Determine how the current workplace facilities, policies, and unwritten norms support — or discourage — healthy behaviors.
Gather information on the health and health-related behaviors of your employee population. The most common method is by using a validated health risk assessment. If you don’t have data specific to your staff members, you can estimate the prevalence of different health risks and behaviors within your employee population using state or national data. Note: Information on workers’ health interests alone is not sufficient; but can be a useful supplement to health risk data and might help you set priorities.
Establish Workplace Health Promotion Program Goals and Priorities
Use what you’ve discovered about employee health and about your current workplace environment to determine your corporation’s Workplace Health Promotion Program priorities. From those Workplace Health Promotion Program priorities, define clear and measurable Workplace Health Promotion Program goals for improving employee health and your corporation’s culture. Well written goals will provide the basis for planning and for measuring your progress.
Choose Workplace Health Promotion Program Procedures
Focus your corporation’s Workplace Health Promotion Program resources (time, energy and money) on strategies that are most likely to produce results: an increase in healthy eating, an increase in physical activity, and a reduction in tobacco use. There’s no need to guess at what might work. The U.S. Centers for Disease Control and Prevention (CDC) has reviewed thousands of studies and has identified the Workplace Health Promotion Program approaches most likely to result in significant, lasting, and widespread improvements in health behaviors. Those Workplace Health Promotion Program strategies are included in the physical activity, tobacco, and healthy eating sections of this website.
The formula for Workplace Health Promotion Program success is to make the healthier choices the easier choices.
Implement Workplace Health Promotion Program Procedures
Once you’ve chosen your Workplace Health Promotion Program Procedures, it can be useful to arrange the work on a timeline. The “right” amount of time for implementing each Workplace Health Promotion Program strategy depends on the staff time, budget, and business demands of your corporation. Work plans maintain your efforts moving and help to ensure that plans to start a Workplace Health Promotion Program stay on track even if there are changes in staffing or other challenges.
Educate and Communicate About the Workplace Health Promotion Program
Ensure staff members are aware of the Workplace Health Promotion Program opportunities you’ve provided. Planning your Workplace Health Promotion Program communications allows you to communicate regularly with staff members without overwhelming them at any one time.
Monitor and Report Your Workplace Health Promotion Program Results
At the same time that you plan your Workplace Health Promotion Program Procedures, think about how you’ll measure success.

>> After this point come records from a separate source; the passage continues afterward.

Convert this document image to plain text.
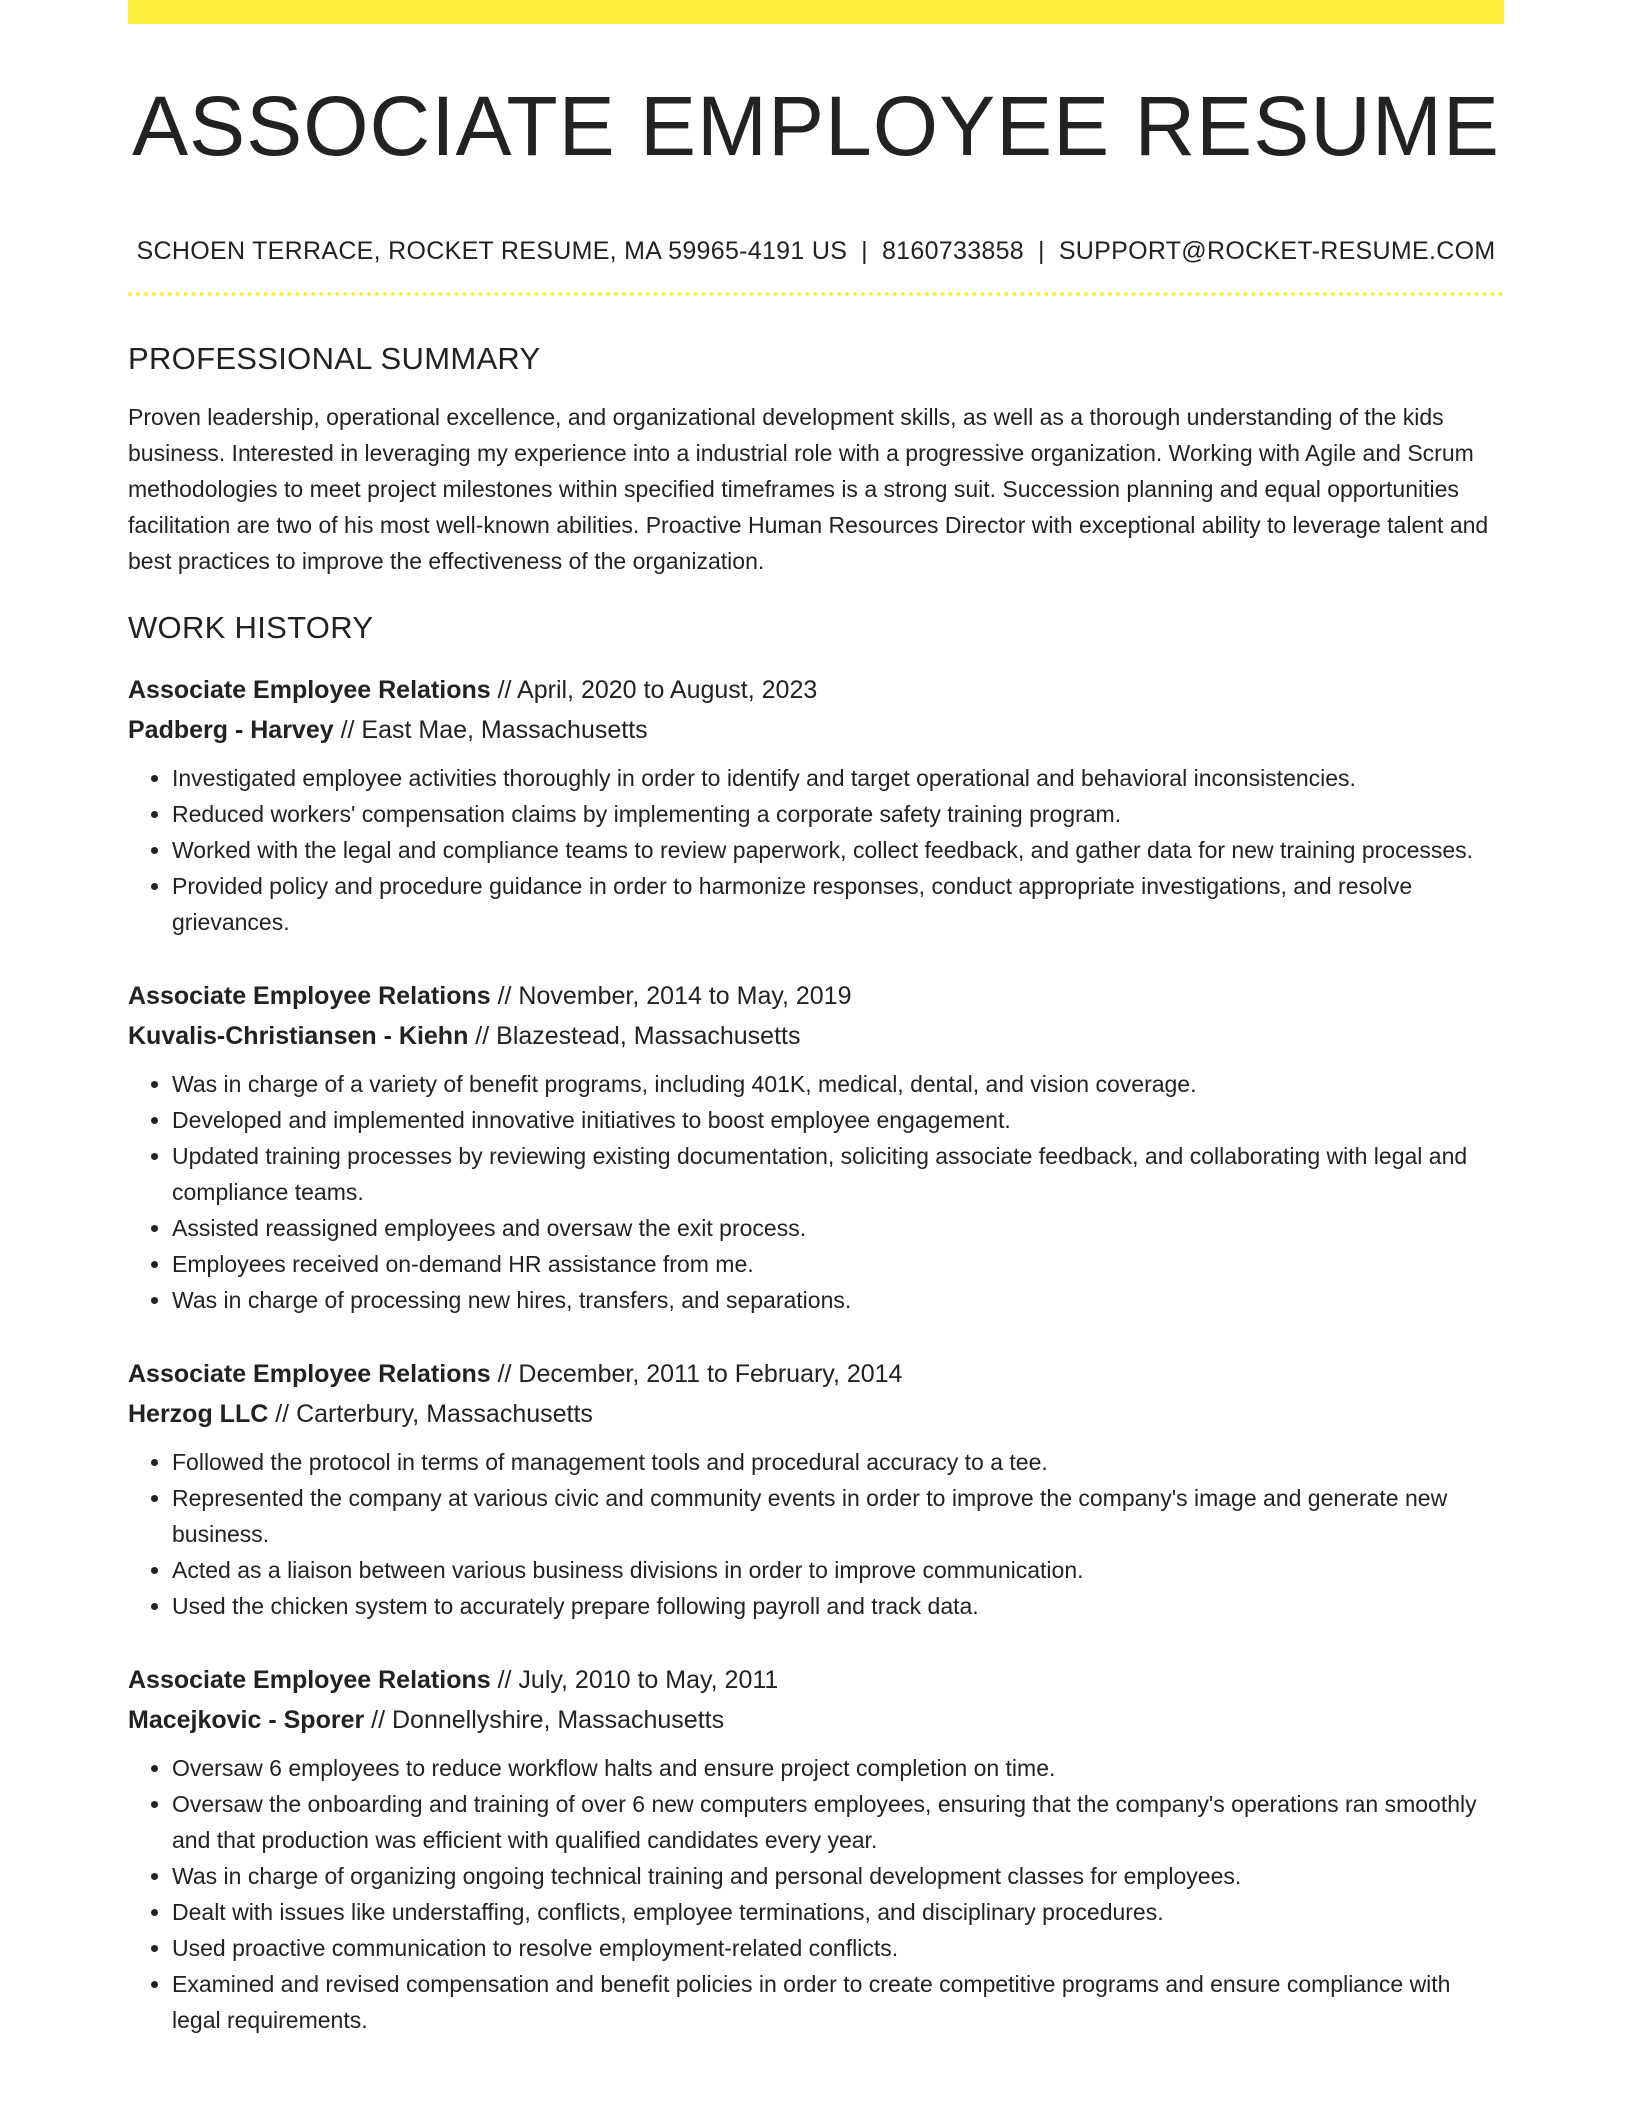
ASSOCIATE EMPLOYEE RESUME
SCHOEN TERRACE, ROCKET RESUME, MA 59965-4191 US | 8160733858 | SUPPORT@ROCKET-RESUME.COM
PROFESSIONAL SUMMARY

Proven leadership, operational excellence, and organizational development skills, as well as a thorough understanding of the kids business. Interested in leveraging my experience into a industrial role with a progressive organization. Working with Agile and Scrum methodologies to meet project milestones within specified timeframes is a strong suit. Succession planning and equal opportunities facilitation are two of his most well-known abilities. Proactive Human Resources Director with exceptional ability to leverage talent and best practices to improve the effectiveness of the organization.

WORK HISTORY
Associate Employee Relations // April, 2020 to August, 2023
Padberg - Harvey // East Mae, Massachusetts
• Investigated employee activities thoroughly in order to identify and target operational and behavioral inconsistencies.
• Reduced workers' compensation claims by implementing a corporate safety training program.
• Worked with the legal and compliance teams to review paperwork, collect feedback, and gather data for new training processes.
• Provided policy and procedure guidance in order to harmonize responses, conduct appropriate investigations, and resolve grievances.
Associate Employee Relations // November, 2014 to May, 2019
Kuvalis-Christiansen - Kiehn // Blazestead, Massachusetts
• Was in charge of a variety of benefit programs, including 401K, medical, dental, and vision coverage.
• Developed and implemented innovative initiatives to boost employee engagement.
• Updated training processes by reviewing existing documentation, soliciting associate feedback, and collaborating with legal and compliance teams.
• Assisted reassigned employees and oversaw the exit process.
• Employees received on-demand HR assistance from me.
• Was in charge of processing new hires, transfers, and separations.
Associate Employee Relations // December, 2011 to February, 2014
Herzog LLC // Carterbury, Massachusetts
• Followed the protocol in terms of management tools and procedural accuracy to a tee.
• Represented the company at various civic and community events in order to improve the company's image and generate new business.
• Acted as a liaison between various business divisions in order to improve communication.
• Used the chicken system to accurately prepare following payroll and track data.
Associate Employee Relations // July, 2010 to May, 2011
Macejkovic - Sporer // Donnellyshire, Massachusetts
• Oversaw 6 employees to reduce workflow halts and ensure project completion on time.
• Oversaw the onboarding and training of over 6 new computers employees, ensuring that the company's operations ran smoothly and that production was efficient with qualified candidates every year.
• Was in charge of organizing ongoing technical training and personal development classes for employees.
• Dealt with issues like understaffing, conflicts, employee terminations, and disciplinary procedures.
• Used proactive communication to resolve employment-related conflicts.
• Examined and revised compensation and benefit policies in order to create competitive programs and ensure compliance with legal requirements.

It’s much easier to gather information – or to start systems for collecting information — before you implement a Workplace Health Promotion Program strategy rather than as an afterthought. Keep in mind that you’re likely to see improvements in staff member morale and/or behaviors before you see decreases in rates of absenteeism or health care claims.

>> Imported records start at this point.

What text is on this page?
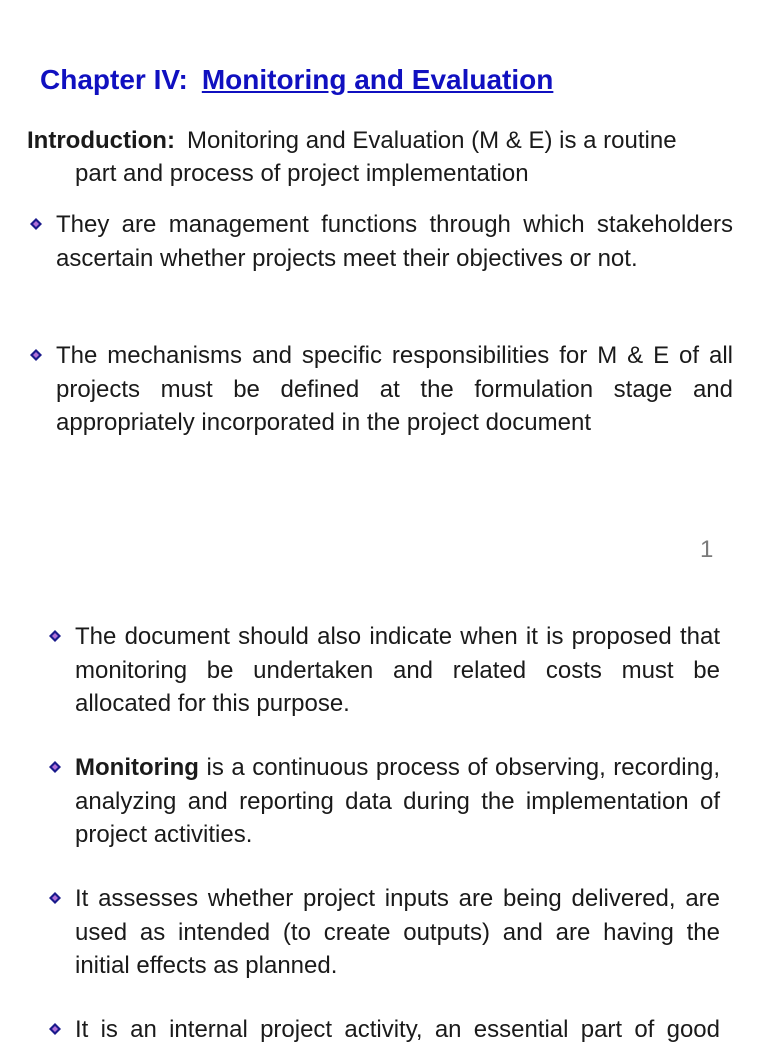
Chapter IV: Monitoring and Evaluation
Introduction: Monitoring and Evaluation (M & E) is a routine
part and process of project implementation
They are management functions through which stakeholders ascertain whether projects meet their objectives or not.
The mechanisms and specific responsibilities for M & E of all projects must be defined at the formulation stage and appropriately incorporated in the project document
1
The document should also indicate when it is proposed that monitoring be undertaken and related costs must be allocated for this purpose.
Monitoring is a continuous process of observing, recording, analyzing and reporting data during the implementation of project activities.
It assesses whether project inputs are being delivered, are used as intended (to create outputs) and are having the initial effects as planned.
It is an internal project activity, an essential part of good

Report both your Workplace Health Promotion Program successes in building a healthy workplace environment (such as complete implementation of a policy that provides staff members time for walking during the workday), and Workplace Health Promotion Program successes in getting workers to take charge of their health (an increase in the number of staff members who contacted the stop-smoking program, or an increase in the number of fruit-cups purchased from the cafeteria following a promotion and price-cut).